Buchbesprechung: Mit Kindern durch die Bibel

Marian M. Schoolland. Mit Kindern durch die Bibel. 3L Verlag: Waldems, 2013 (2. Auflage). 231 Seiten. 14,90 Euro.

Manchmal lohnt es sich, einen Autoren nach der Absicht seines Buches zu fragen. Schoolland schreibt im Vorwort an die Eltern:

Dieses Buch soll als Ratgeber für Eltern dienen, die ihren Kindern Gott näherbringen möchten. Eltern sind die besten Lehrer der Kinder. Und vielleicht gibt es nichts Wichtigeres für die geistliche Entwicklung der Kleinen als die ungestörten Gespräche mit Mutter oder Vater über den grossen Gott, der uns gemacht hat und liebt.

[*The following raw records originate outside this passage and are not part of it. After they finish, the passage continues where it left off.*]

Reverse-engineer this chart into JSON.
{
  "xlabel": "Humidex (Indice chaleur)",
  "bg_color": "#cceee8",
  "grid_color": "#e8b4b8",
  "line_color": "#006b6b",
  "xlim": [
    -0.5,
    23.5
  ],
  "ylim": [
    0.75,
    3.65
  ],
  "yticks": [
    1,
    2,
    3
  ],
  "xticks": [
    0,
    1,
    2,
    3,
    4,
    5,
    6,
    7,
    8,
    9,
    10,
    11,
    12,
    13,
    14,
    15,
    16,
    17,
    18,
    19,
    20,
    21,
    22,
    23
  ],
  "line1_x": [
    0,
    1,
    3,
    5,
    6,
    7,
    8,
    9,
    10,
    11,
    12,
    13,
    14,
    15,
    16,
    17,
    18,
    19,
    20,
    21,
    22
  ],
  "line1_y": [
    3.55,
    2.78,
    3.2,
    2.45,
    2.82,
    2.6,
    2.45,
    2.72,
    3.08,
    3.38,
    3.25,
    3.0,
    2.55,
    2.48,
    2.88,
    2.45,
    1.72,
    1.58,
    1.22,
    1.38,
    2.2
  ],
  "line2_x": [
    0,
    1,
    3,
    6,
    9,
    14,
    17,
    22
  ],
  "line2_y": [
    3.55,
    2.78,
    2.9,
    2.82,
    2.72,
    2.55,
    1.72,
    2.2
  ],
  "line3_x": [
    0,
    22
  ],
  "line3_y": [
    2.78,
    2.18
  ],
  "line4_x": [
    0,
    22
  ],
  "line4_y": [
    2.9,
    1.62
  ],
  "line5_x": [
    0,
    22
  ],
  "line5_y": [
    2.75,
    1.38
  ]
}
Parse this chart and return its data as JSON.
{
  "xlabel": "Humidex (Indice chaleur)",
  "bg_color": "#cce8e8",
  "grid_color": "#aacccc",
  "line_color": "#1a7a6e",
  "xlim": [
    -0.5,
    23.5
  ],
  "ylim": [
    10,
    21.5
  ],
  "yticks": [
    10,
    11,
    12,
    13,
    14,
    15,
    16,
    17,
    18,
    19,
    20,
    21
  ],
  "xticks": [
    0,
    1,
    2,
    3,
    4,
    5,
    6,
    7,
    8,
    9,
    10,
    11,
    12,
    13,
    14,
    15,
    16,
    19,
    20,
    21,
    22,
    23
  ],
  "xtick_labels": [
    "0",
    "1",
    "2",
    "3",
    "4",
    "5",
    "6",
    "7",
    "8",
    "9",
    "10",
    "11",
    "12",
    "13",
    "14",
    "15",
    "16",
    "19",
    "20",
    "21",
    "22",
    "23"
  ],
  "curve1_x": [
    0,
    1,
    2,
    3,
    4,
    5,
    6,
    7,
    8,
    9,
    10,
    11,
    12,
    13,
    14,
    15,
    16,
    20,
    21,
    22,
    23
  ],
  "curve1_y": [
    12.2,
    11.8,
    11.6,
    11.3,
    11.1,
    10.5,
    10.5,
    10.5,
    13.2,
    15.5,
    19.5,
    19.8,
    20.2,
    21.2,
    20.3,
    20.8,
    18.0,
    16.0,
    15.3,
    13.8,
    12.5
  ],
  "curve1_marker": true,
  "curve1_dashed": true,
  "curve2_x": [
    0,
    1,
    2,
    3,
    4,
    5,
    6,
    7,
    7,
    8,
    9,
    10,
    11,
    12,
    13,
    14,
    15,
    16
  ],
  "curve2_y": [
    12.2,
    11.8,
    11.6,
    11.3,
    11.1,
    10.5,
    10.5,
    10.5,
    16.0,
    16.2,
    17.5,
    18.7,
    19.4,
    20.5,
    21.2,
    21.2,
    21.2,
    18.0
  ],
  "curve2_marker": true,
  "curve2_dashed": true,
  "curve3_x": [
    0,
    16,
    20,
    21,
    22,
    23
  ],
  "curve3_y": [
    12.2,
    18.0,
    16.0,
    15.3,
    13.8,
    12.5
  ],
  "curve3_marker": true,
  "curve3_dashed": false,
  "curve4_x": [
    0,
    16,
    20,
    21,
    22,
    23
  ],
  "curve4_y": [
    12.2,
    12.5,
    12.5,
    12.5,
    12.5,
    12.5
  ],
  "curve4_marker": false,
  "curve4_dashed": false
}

In 86 Lektionen, aufgeteilt in 14 Teile, geht Schoolland nicht chronologisch, sondern thematisch durch die Bibel. Das Buch ist wie eine kleine Systematische Theologie aufgebaut. Nur schon über dem Inhaltsverzeichnis geriet ich ins Nachdenken. Hinter dieser Struktur steckt viel Arbeit. Nehmen wir zum Beispiel den Teil 5 „Gottes Gesetz“. Wer hat zu diesem wichtigen biblischen Thema die Kinder schon belehrt?

  • Wie Gott uns sein Gesetz gab
  • Was das Gesetz bedeutet
  • Gottes Gesetz ist gut
  • Warum wir Gottes Gesetz nicht gehorchen
  • Warum die Sünde bestraft werden muss

Wie ist eine Lektion strukturiert? Jede Einheit enthält zuerst eine Hinführung auf ungefähr einer Seite. Danach kommen einige Fragen zur Reflektion. Daran schliesst sich ein kurzer Merkvers. Am Ende jedes Teils werden die Lernverse nochmals aufgeführt. Die Lektion wird mit Gebet beendet.

Meine Frau baut an den Arbeitstagen (Montag bis Freitag) täglich eine Lektion ein. Sie meinte, dass es am Anfang etwas Zeit brauchte, um die Buben an diese Art der Andacht zu gewöhnen. Sie benötigt etwa 20 Minuten, um mit den Buben durch die gesamte Lektion inklusive Lernvers und Gebet zu gehen. Das Buch besticht durch Inhalt, nicht durch Effekte. Das heisst, es gilt einige Unruhe auszuhalten, bis sich das Vorgehen als Gewohnheit etabliert hat. Nach zwei Monaten der Umsetzung befragte ich meine Buben zum Buch.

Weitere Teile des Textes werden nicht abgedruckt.